One common therapeutic approach to help patients with negative symptoms seeks to "induce behavioral activation"—i.e., to get the patient to identify activities and set goals. But shelter-in-place orders, quarantine, self-isolation, and physical and social distancing policies "by their very nature induce behavioral aspects of negative symptoms," the team notes, and could have the effect of making negative symptoms even more problematic for some individuals.

The team sought to investigate this possibility in people with schizophrenia, and to explore whether people at high risk of developing psychosis might be more likely under pandemic conditions to experience a first psychotic episode, which often marks the onset of schizophrenia. They studied 32 outpatients with chronic schizophrenia or schizoaffective disorder, and 25 individuals at clinically high risk, comparing each group with matched healthy control subjects. Each participant was rated on the Brief Negative Symptom Scale (BNSS), a clinical interview adapted to be administered online in view of pandemic conditions. The schizophrenia patients and CHR participants had been rated on this scale in in-person interviews prior to the pandemic, providing a basis of comparison with their current negative symptom scores.

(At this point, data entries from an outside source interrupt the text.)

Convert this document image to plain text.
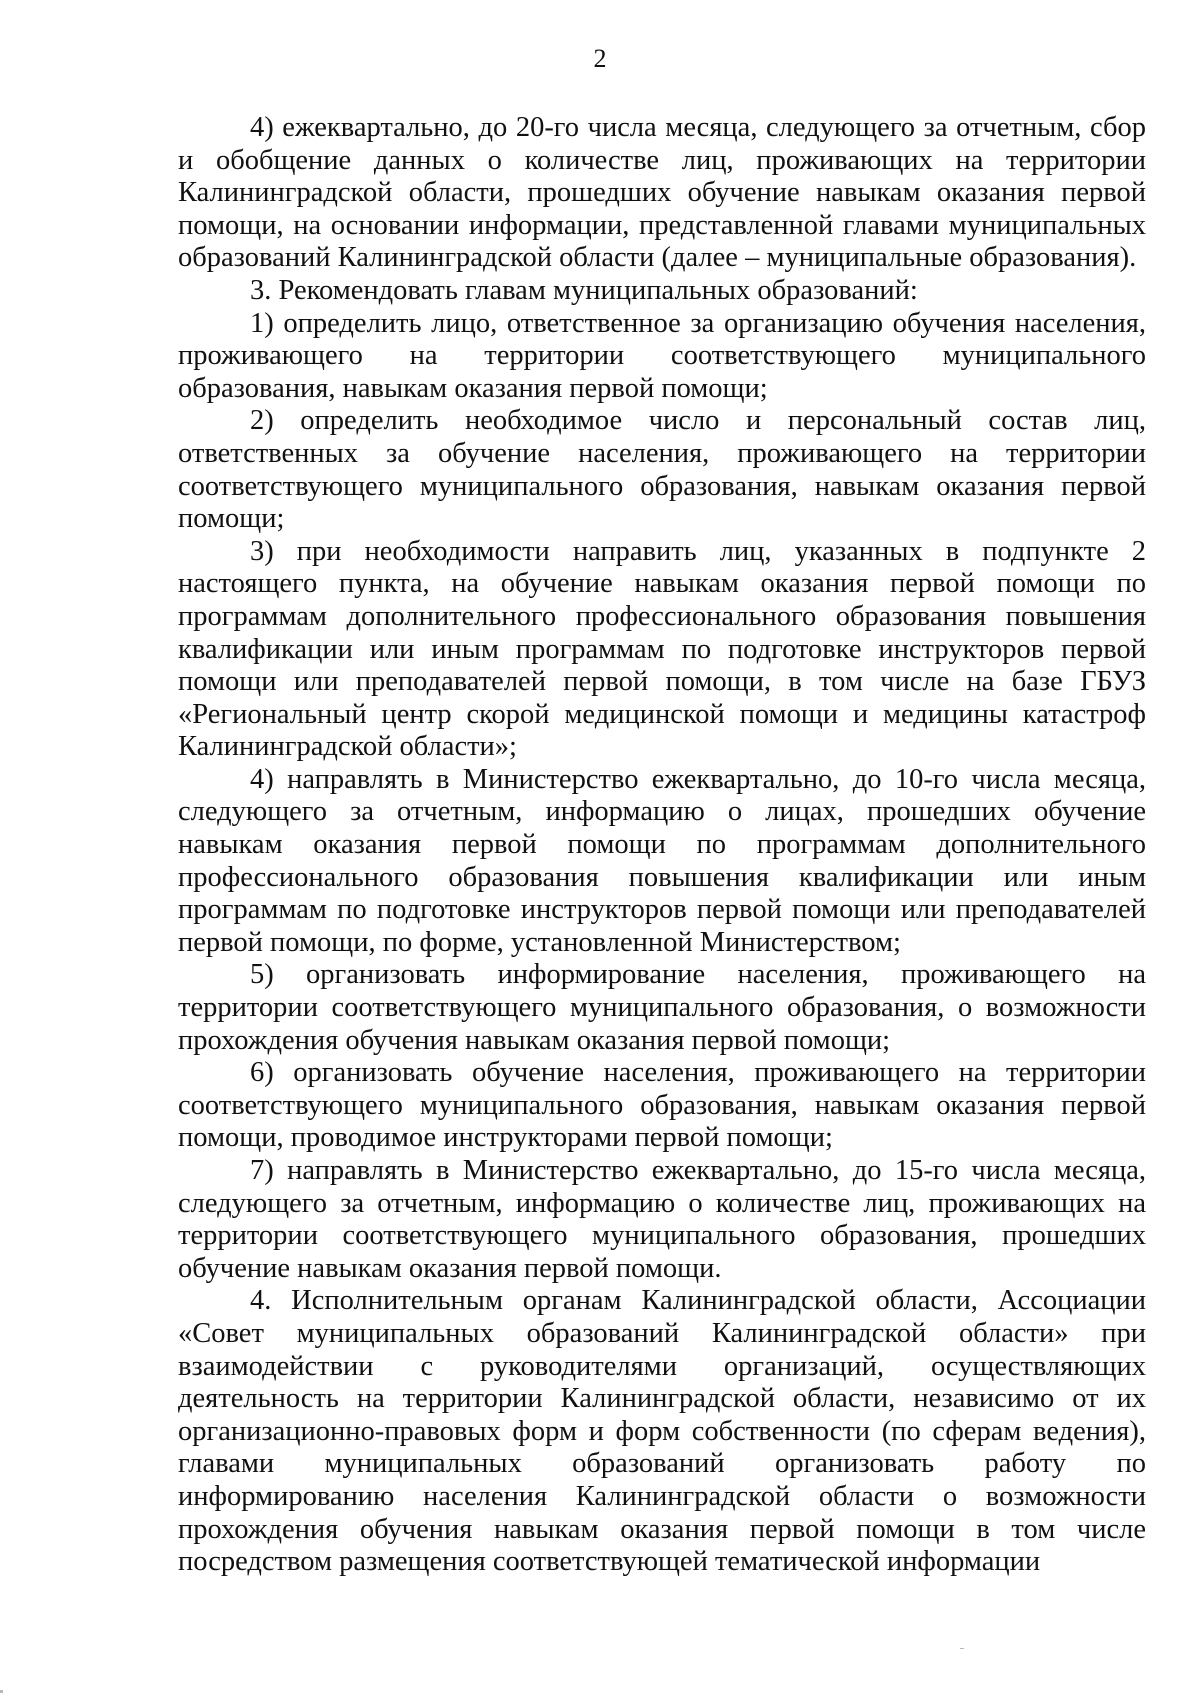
2

4) ежеквартально, до 20-го числа месяца, следующего за отчетным, сбор и обобщение данных о количестве лиц, проживающих на территории Калининградской области, прошедших обучение навыкам оказания первой помощи, на основании информации, представленной главами муниципальных образований Калининградской области (далее – муниципальные образования).

3. Рекомендовать главам муниципальных образований:

1) определить лицо, ответственное за организацию обучения населения, проживающего на территории соответствующего муниципального образования, навыкам оказания первой помощи;

2) определить необходимое число и персональный состав лиц, ответственных за обучение населения, проживающего на территории соответствующего муниципального образования, навыкам оказания первой помощи;

3) при необходимости направить лиц, указанных в подпункте 2 настоящего пункта, на обучение навыкам оказания первой помощи по программам дополнительного профессионального образования повышения квалификации или иным программам по подготовке инструкторов первой помощи или преподавателей первой помощи, в том числе на базе ГБУЗ «Региональный центр скорой медицинской помощи и медицины катастроф Калининградской области»;

4) направлять в Министерство ежеквартально, до 10-го числа месяца, следующего за отчетным, информацию о лицах, прошедших обучение навыкам оказания первой помощи по программам дополнительного профессионального образования повышения квалификации или иным программам по подготовке инструкторов первой помощи или преподавателей первой помощи, по форме, установленной Министерством;

5) организовать информирование населения, проживающего на территории соответствующего муниципального образования, о возможности прохождения обучения навыкам оказания первой помощи;

6) организовать обучение населения, проживающего на территории соответствующего муниципального образования, навыкам оказания первой помощи, проводимое инструкторами первой помощи;

7) направлять в Министерство ежеквартально, до 15-го числа месяца, следующего за отчетным, информацию о количестве лиц, проживающих на территории соответствующего муниципального образования, прошедших обучение навыкам оказания первой помощи.

4. Исполнительным органам Калининградской области, Ассоциации «Совет муниципальных образований Калининградской области» при взаимодействии с руководителями организаций, осуществляющих деятельность на территории Калининградской области, независимо от их организационно-правовых форм и форм собственности (по сферам ведения), главами муниципальных образований организовать работу по информированию населения Калининградской области о возможности прохождения обучения навыкам оказания первой помощи в том числе посредством размещения соответствующей тематической информации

A majority of the participants were female; those with schizophrenia were aged 40, on average, and had spent an average of 145 days sheltering in place due to the pandemic. The CHR group was aged 22 on average and had spent an average of 139 days sheltering in place.

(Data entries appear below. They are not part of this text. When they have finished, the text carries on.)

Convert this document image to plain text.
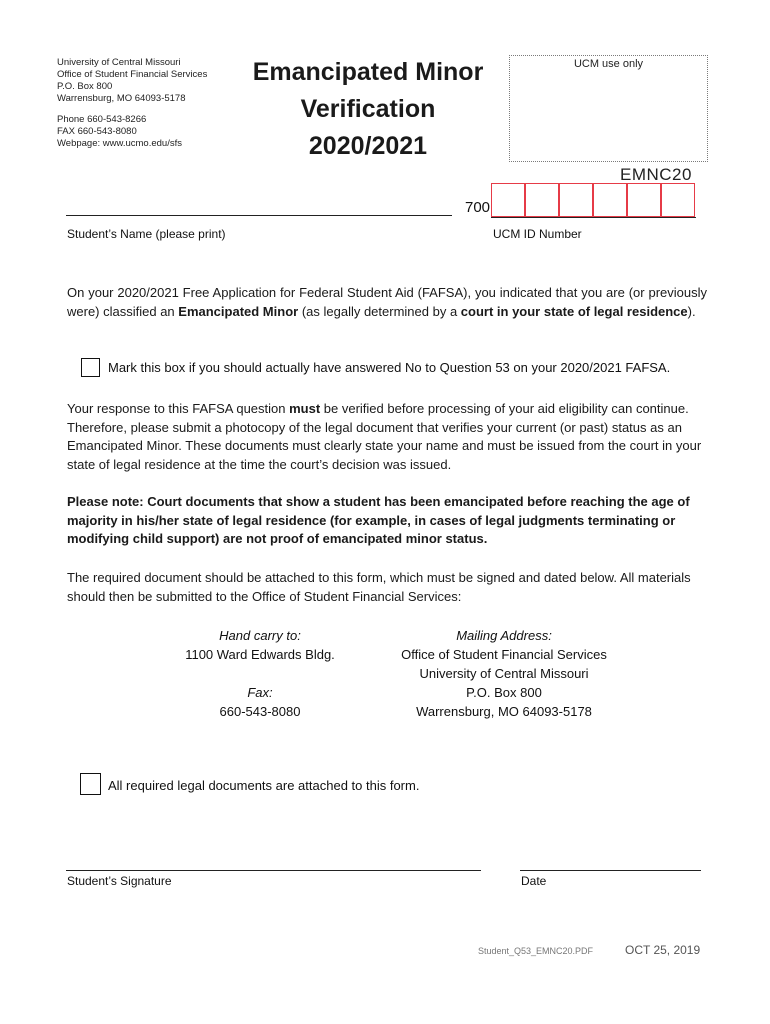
University of Central Missouri
Office of Student Financial Services
P.O. Box 800
Warrensburg, MO 64093-5178
Phone 660-543-8266
FAX 660-543-8080
Webpage: www.ucmo.edu/sfs
Emancipated Minor
Verification
2020/2021
UCM use only
EMNC20
Student’s Name (please print)
700
UCM ID Number
On your 2020/2021 Free Application for Federal Student Aid (FAFSA), you indicated that you are (or previously were) classified an Emancipated Minor (as legally determined by a court in your state of legal residence).
Mark this box if you should actually have answered No to Question 53 on your 2020/2021 FAFSA.
Your response to this FAFSA question must be verified before processing of your aid eligibility can continue. Therefore, please submit a photocopy of the legal document that verifies your current (or past) status as an Emancipated Minor. These documents must clearly state your name and must be issued from the court in your state of legal residence at the time the court’s decision was issued.
Please note: Court documents that show a student has been emancipated before reaching the age of majority in his/her state of legal residence (for example, in cases of legal judgments terminating or modifying child support) are not proof of emancipated minor status.
The required document should be attached to this form, which must be signed and dated below. All materials should then be submitted to the Office of Student Financial Services:
Hand carry to:
1100 Ward Edwards Bldg.
Fax:
660-543-8080
Mailing Address:
Office of Student Financial Services
University of Central Missouri
P.O. Box 800
Warrensburg, MO 64093-5178
All required legal documents are attached to this form.
Student’s Signature	Date
Student_Q53_EMNC20.PDF	OCT 25, 2019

Negative symptoms were exacerbated in each measured category among those in the study with schizophrenia or schizoaffective disorder. Increases in anhedonia (inability to seek pleasure) avolition (reduced motivation), asociality (disinclination to socialize) and alogia (difficulty speaking) were most evident; increases in blunted affect were also noted, but were less severe.

A different pattern was seen in the individuals at high risk for psychosis, in whom anhedonia and asociality were intensified during the pandemic, but other negative symptoms were not meaningfully changed.

The researchers were not able to say why results differed in the two groups. They suggested that in schizophrenia patients, the chronic or long-term nature of the illness "may lead negative symptoms to be more entrenched, and therefore more likely to increase" following a challenge such as that posed by the pandemic.

They also noted: "There is evidence that certain environmental deprivation factors are associated with negative symptoms in schizophrenia," including under-stimulating environments, smaller social networks and "minimal care and attention" in group-home settings. The latter are either not experienced or less likely to be experienced by CHR individuals. It is also possible, the researchers said, that biological mechanisms underlying negative symptoms may differ in schizophrenia and CHR.

Despite these differences, the team concluded that during the pandemic, negative symptoms were increasing in both schizophrenia patients and those at high risk of psychosis, albeit in a less pronounced way in the latter group. "These effects appear profound and highlight the need to assess environmental contributions to negative symptoms," the team noted.

Dr. Strauss said the results tend to support a “bioecosystem theory” he has recently proposed, which focuses on environmental contributions to negative symptoms. "The COVID-19 pandemic was an unintended test of this theory in that it has induced environmental resource depletion, providing new evidence for an under-recognized role of environmental factors on negative symptoms that had previously largely been considered primarily neurobiological."